Yngve Häckner (9 August 1895 – 3 December 1987) was a Swedish javelin thrower, lawyer and politician. He broke the world record total for javelin with both hands in 1917 and won the Swedish championship four times. From 1948 to 1952 he represented the Liberal People's Party in the second chamber of the Riksdag.

==Sports career==
Häckner was Swedish champion in the javelin throw in 1913, 1914, 1917 and 1918. In all these years the two-handed format was used: the javelin was separately thrown with the right hand and the left hand, with the best results for both hands added together. In 1917 he broke Urho Peltonen's world record for this event, totalling 114.28 and throwing 61.81 with his better hand.

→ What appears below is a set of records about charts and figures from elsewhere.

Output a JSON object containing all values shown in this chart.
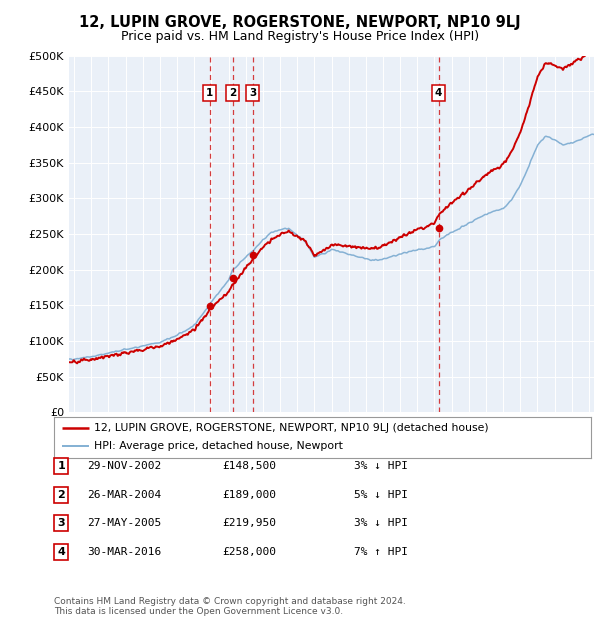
{
  "title": "12, LUPIN GROVE, ROGERSTONE, NEWPORT, NP10 9LJ",
  "subtitle": "Price paid vs. HM Land Registry's House Price Index (HPI)",
  "ylabel_ticks": [
    "£0",
    "£50K",
    "£100K",
    "£150K",
    "£200K",
    "£250K",
    "£300K",
    "£350K",
    "£400K",
    "£450K",
    "£500K"
  ],
  "ytick_values": [
    0,
    50000,
    100000,
    150000,
    200000,
    250000,
    300000,
    350000,
    400000,
    450000,
    500000
  ],
  "xlim_start": 1994.7,
  "xlim_end": 2025.3,
  "ylim": [
    0,
    500000
  ],
  "sale_points": [
    {
      "label": "1",
      "date_num": 2002.91,
      "price": 148500
    },
    {
      "label": "2",
      "date_num": 2004.23,
      "price": 189000
    },
    {
      "label": "3",
      "date_num": 2005.4,
      "price": 219950
    },
    {
      "label": "4",
      "date_num": 2016.24,
      "price": 258000
    }
  ],
  "legend_entries": [
    {
      "label": "12, LUPIN GROVE, ROGERSTONE, NEWPORT, NP10 9LJ (detached house)",
      "color": "#cc0000",
      "lw": 1.8
    },
    {
      "label": "HPI: Average price, detached house, Newport",
      "color": "#7aaad0",
      "lw": 1.3
    }
  ],
  "table_rows": [
    {
      "num": "1",
      "date": "29-NOV-2002",
      "price": "£148,500",
      "hpi": "3% ↓ HPI"
    },
    {
      "num": "2",
      "date": "26-MAR-2004",
      "price": "£189,000",
      "hpi": "5% ↓ HPI"
    },
    {
      "num": "3",
      "date": "27-MAY-2005",
      "price": "£219,950",
      "hpi": "3% ↓ HPI"
    },
    {
      "num": "4",
      "date": "30-MAR-2016",
      "price": "£258,000",
      "hpi": "7% ↑ HPI"
    }
  ],
  "footnote": "Contains HM Land Registry data © Crown copyright and database right 2024.\nThis data is licensed under the Open Government Licence v3.0.",
  "plot_bg": "#eaf0f8",
  "grid_color": "#ffffff",
  "sale_line_color": "#cc0000",
  "hpi_line_color": "#7aaad0"
}
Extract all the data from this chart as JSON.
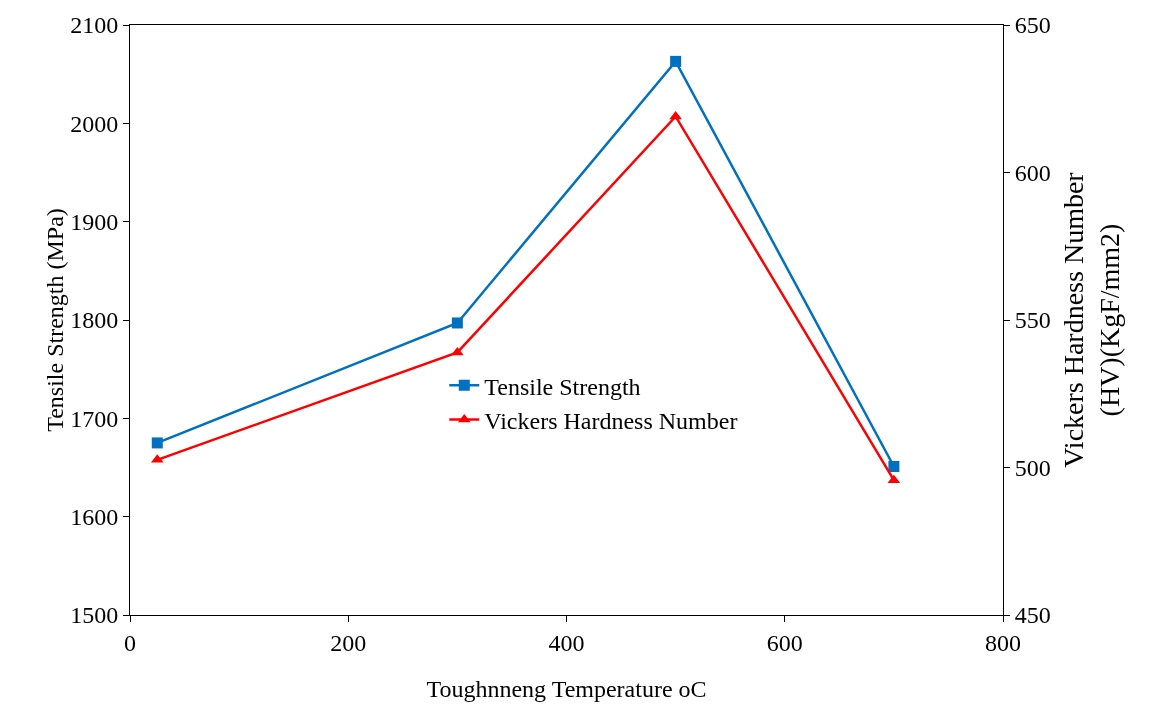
{
  "chart_data": {
    "type": "line",
    "xlabel": "Toughnneng Temperature oC",
    "ylabel": "Tensile Strength (MPa)",
    "y2label": "Vickers Hardness Number\n(HV)(KgF/mm2)",
    "x": [
      25,
      300,
      500,
      700
    ],
    "series": [
      {
        "name": "Tensile Strength",
        "color": "#0070c0",
        "marker": "square",
        "values": [
          1675,
          1797,
          2063,
          1651
        ]
      },
      {
        "name": "Vickers Hardness Number",
        "color": "#ff0000",
        "marker": "triangle",
        "axis": "y2",
        "values": [
          502.6,
          539,
          619,
          495.7
        ]
      }
    ],
    "xlim": [
      0,
      800
    ],
    "xticks": [
      0,
      200,
      400,
      600,
      800
    ],
    "ylim": [
      1500,
      2100
    ],
    "yticks": [
      1500,
      1600,
      1700,
      1800,
      1900,
      2000,
      2100
    ],
    "y2lim": [
      450,
      650
    ],
    "y2ticks": [
      450,
      500,
      550,
      600,
      650
    ],
    "grid": false,
    "legend": "center",
    "line_style": "solid"
  }
}
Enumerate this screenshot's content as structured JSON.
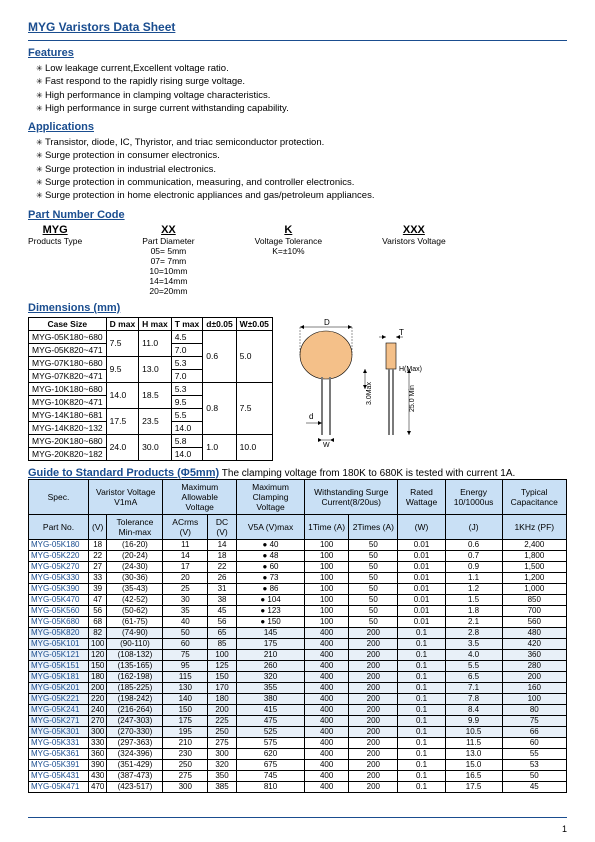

As throwing the javelin with both hands soon became a rarity, Häckner's world record has never been officially broken. Norway's Olav Sunde achieved a total of 117.21 in 1930, throwing 66.86 with his better hand, but that record wasn't officially ratified as the competition had been unsanctioned.

==Later life==
Häckner was a lawyer by profession, and had his own law firm in Stockholm between 1937 and 1966. He also participated in politics, supporting the Liberal People's Party (Folkpartiet). He opposed Nazism and advocated boycotting the 1936 Summer Olympics in Berlin. He represented the Liberal People's Party in the second chamber of the Swedish Parliament (Riksdag) from 1948 to 1952.
His paternal grandfather, Jonas Andersson, had also been a member of the Riksdag.